1. An option should only be exercised if it is in the money by at least as much as the fees associated with the underlying transaction (e.g. the fee for subsequently selling an underlying which has been physically delivered). The exercise usually costs money as well.
2. In most cases, options should not be exercised before expiration because doing so gives away inherent value. Selling them would almost invariably yield more.
3. For an American-style call option, early exercise is a possibility whenever the benefits of being long the underlier outweigh the cost of surrendering the option early. For instance, on the day before an ex-dividend date, it may make sense to exercise an equity call option early in order to collect the dividend. In general, equity call options should only be exercised early on the day before an ex-dividend date, and then only for deep in-the-money options.
4. For an American-style put option, early exercise is a possibility for deep in-the-money options. In this case, it may make sense to exercise the option early in order to obtain the intrinsic value (K-S) earlier so that it can start to earn interest immediately. This is somewhat more likely to be worthwhile if there is no ex-dividend date (which would probably cause the price of the underlying to fall further) between now and the expiry date.

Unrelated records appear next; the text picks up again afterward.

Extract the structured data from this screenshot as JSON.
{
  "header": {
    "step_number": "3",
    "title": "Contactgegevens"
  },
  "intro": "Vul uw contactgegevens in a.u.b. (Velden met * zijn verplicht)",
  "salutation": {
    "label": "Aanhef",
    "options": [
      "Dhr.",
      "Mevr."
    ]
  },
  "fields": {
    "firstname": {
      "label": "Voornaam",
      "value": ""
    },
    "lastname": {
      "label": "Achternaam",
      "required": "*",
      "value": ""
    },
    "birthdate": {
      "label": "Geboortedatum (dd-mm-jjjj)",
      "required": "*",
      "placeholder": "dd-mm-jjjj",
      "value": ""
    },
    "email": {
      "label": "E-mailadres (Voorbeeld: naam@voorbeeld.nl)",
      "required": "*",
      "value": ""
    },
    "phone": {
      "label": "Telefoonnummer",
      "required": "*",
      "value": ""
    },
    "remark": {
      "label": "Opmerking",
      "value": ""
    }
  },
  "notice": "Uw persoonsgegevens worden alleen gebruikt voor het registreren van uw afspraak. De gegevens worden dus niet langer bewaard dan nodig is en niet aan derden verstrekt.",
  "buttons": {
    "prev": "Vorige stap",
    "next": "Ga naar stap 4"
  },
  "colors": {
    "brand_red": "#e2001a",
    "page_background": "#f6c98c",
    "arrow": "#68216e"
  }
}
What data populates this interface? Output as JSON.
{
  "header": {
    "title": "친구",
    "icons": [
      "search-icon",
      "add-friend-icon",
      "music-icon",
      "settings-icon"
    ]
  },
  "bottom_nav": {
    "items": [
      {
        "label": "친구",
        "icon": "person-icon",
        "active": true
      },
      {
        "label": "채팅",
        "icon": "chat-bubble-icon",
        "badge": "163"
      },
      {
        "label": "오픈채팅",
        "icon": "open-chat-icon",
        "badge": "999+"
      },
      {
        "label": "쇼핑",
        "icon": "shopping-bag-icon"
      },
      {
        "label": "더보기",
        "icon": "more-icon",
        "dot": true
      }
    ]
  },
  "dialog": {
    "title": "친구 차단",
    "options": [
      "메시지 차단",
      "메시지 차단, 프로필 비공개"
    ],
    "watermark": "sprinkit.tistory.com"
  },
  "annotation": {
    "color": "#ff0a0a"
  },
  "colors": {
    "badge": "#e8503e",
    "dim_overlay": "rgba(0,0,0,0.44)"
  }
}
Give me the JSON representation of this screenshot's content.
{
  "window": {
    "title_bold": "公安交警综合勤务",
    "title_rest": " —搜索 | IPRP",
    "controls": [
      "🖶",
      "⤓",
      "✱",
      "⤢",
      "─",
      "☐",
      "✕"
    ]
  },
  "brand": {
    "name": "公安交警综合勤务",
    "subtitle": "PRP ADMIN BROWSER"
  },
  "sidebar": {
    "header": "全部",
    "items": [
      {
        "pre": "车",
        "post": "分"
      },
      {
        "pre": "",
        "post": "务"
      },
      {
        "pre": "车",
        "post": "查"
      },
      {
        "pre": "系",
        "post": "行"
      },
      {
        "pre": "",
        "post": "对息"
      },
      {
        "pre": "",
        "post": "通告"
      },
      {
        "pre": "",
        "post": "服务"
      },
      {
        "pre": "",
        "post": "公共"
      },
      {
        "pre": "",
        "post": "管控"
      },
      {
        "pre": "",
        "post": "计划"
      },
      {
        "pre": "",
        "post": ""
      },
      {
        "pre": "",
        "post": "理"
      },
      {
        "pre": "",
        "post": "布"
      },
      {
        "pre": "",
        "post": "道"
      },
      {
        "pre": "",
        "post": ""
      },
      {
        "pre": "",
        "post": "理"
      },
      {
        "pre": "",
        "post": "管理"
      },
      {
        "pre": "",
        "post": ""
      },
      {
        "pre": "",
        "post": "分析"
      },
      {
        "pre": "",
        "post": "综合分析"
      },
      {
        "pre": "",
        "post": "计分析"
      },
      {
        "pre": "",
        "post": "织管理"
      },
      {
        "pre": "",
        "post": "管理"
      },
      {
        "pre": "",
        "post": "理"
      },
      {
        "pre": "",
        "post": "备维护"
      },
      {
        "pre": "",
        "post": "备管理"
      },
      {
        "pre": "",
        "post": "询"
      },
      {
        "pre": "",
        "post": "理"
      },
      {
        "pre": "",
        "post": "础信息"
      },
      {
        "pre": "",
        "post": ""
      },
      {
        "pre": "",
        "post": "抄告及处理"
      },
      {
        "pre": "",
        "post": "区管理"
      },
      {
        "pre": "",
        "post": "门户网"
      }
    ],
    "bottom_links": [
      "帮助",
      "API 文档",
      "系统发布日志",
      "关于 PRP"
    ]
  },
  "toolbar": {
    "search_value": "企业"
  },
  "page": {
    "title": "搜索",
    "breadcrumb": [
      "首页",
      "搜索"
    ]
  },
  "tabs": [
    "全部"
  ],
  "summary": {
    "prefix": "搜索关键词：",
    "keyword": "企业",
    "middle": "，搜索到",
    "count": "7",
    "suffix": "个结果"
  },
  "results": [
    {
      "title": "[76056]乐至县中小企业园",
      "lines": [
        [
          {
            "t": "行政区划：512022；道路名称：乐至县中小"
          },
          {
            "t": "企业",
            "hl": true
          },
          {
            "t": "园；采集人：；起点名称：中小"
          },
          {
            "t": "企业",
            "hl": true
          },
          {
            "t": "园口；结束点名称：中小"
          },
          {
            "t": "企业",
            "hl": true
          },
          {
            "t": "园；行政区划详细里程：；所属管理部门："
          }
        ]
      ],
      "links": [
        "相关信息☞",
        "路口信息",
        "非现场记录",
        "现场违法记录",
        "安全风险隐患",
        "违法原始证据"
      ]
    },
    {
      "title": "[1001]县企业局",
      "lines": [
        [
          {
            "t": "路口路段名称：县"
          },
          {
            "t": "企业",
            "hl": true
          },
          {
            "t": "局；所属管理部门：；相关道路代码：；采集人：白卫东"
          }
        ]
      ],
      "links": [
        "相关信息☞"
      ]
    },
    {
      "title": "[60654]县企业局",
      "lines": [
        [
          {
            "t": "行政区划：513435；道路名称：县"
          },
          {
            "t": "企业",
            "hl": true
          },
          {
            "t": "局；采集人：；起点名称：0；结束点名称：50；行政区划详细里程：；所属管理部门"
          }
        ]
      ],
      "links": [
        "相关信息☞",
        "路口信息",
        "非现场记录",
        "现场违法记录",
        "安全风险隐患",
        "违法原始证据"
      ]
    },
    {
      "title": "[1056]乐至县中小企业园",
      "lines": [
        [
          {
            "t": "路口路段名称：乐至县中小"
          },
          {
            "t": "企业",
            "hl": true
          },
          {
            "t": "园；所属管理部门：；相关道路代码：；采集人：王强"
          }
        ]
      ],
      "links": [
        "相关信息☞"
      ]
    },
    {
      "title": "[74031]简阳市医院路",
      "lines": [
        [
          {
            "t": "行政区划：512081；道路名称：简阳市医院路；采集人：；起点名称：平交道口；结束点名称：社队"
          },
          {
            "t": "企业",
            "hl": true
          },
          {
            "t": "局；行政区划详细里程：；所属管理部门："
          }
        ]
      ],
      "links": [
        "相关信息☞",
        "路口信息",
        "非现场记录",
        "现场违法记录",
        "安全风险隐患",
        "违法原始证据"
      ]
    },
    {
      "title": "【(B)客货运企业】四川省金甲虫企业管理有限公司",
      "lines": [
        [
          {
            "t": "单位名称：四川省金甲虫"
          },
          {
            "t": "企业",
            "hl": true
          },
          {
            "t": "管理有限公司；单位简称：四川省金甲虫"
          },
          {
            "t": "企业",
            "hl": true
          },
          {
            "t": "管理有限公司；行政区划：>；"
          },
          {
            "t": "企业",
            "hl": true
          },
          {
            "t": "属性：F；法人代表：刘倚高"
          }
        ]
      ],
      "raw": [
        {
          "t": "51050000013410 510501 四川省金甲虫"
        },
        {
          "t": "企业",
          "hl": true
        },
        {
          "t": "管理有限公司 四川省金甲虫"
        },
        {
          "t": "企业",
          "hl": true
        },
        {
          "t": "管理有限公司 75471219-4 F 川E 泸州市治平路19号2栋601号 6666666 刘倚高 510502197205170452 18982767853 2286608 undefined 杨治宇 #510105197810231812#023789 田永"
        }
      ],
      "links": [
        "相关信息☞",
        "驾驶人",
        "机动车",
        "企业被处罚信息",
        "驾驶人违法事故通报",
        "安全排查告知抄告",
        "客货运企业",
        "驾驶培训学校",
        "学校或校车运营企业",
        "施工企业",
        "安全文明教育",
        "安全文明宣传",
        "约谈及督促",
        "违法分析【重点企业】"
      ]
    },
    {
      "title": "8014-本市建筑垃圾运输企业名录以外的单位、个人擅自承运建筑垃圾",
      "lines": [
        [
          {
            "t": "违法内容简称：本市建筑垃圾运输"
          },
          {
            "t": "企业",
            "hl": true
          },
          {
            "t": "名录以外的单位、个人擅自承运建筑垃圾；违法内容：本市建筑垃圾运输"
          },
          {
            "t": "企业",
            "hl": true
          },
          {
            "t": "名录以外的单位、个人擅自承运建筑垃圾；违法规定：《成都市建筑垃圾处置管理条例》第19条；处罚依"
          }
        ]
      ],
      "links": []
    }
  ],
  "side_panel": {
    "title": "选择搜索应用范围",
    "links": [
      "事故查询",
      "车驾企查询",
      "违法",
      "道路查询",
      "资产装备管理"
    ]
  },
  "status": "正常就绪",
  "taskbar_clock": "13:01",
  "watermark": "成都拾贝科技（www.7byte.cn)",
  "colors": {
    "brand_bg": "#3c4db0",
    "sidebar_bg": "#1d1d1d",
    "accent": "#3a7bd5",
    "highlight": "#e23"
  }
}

=== Early exercise strategy ===
A common strategy among professional option traders is to sell large quantities of in-the-money calls just prior to an ex-dividend date. Quite often, non-professional option traders may not understand the benefit of exercising a call option early, and therefore may unintentionally forgo the value of the dividend. The professional trader may only be 'assigned' on a portion of the calls, and therefore profits by receiving a dividend on the stock used to hedge the calls that are not exercised.

== Assignment and clearing ==
Assignment occurs when an option holder exercises his option by notifying his broker, who then notifies the Options Clearing Corporation (OCC). The OCC fulfills the contract, then selects, randomly, a member firm who was short the same option contract. The OCC then notifies the firm. The firm then carries out its obligation, and then selects a customer, either randomly, first-in, first-out, or some other equitable method who was short the option, for assignment. That customer is assigned the exercise requiring him to fulfill the obligation that he agreed to when he wrote the option.

== Exercise by exception ==
In the U.S., for the convenience of brokers, who would otherwise have to request exercise of all in the money options, the Options Clearing Corporation will automatically exercise any option that is set to expire in the money by 1 cent or more. This is called "exercise by exception". A broker or holder of such options may request that they not be exercised by exception. The price of the underlying security used to determine the need for exercise by exception is the price of the regular-hours trade reported last to the OCC at or before 4:01:30 pm ET on the day before expiration. This trade will have occurred during normal trading hours, i.e., before 4:00 pm. It can be any size and come from any participating exchange. The OCC reports this price tentatively at 4:15 pm, but, to allow time for exchanges to correct errors the OCC does not make the price official until 5:30 pm.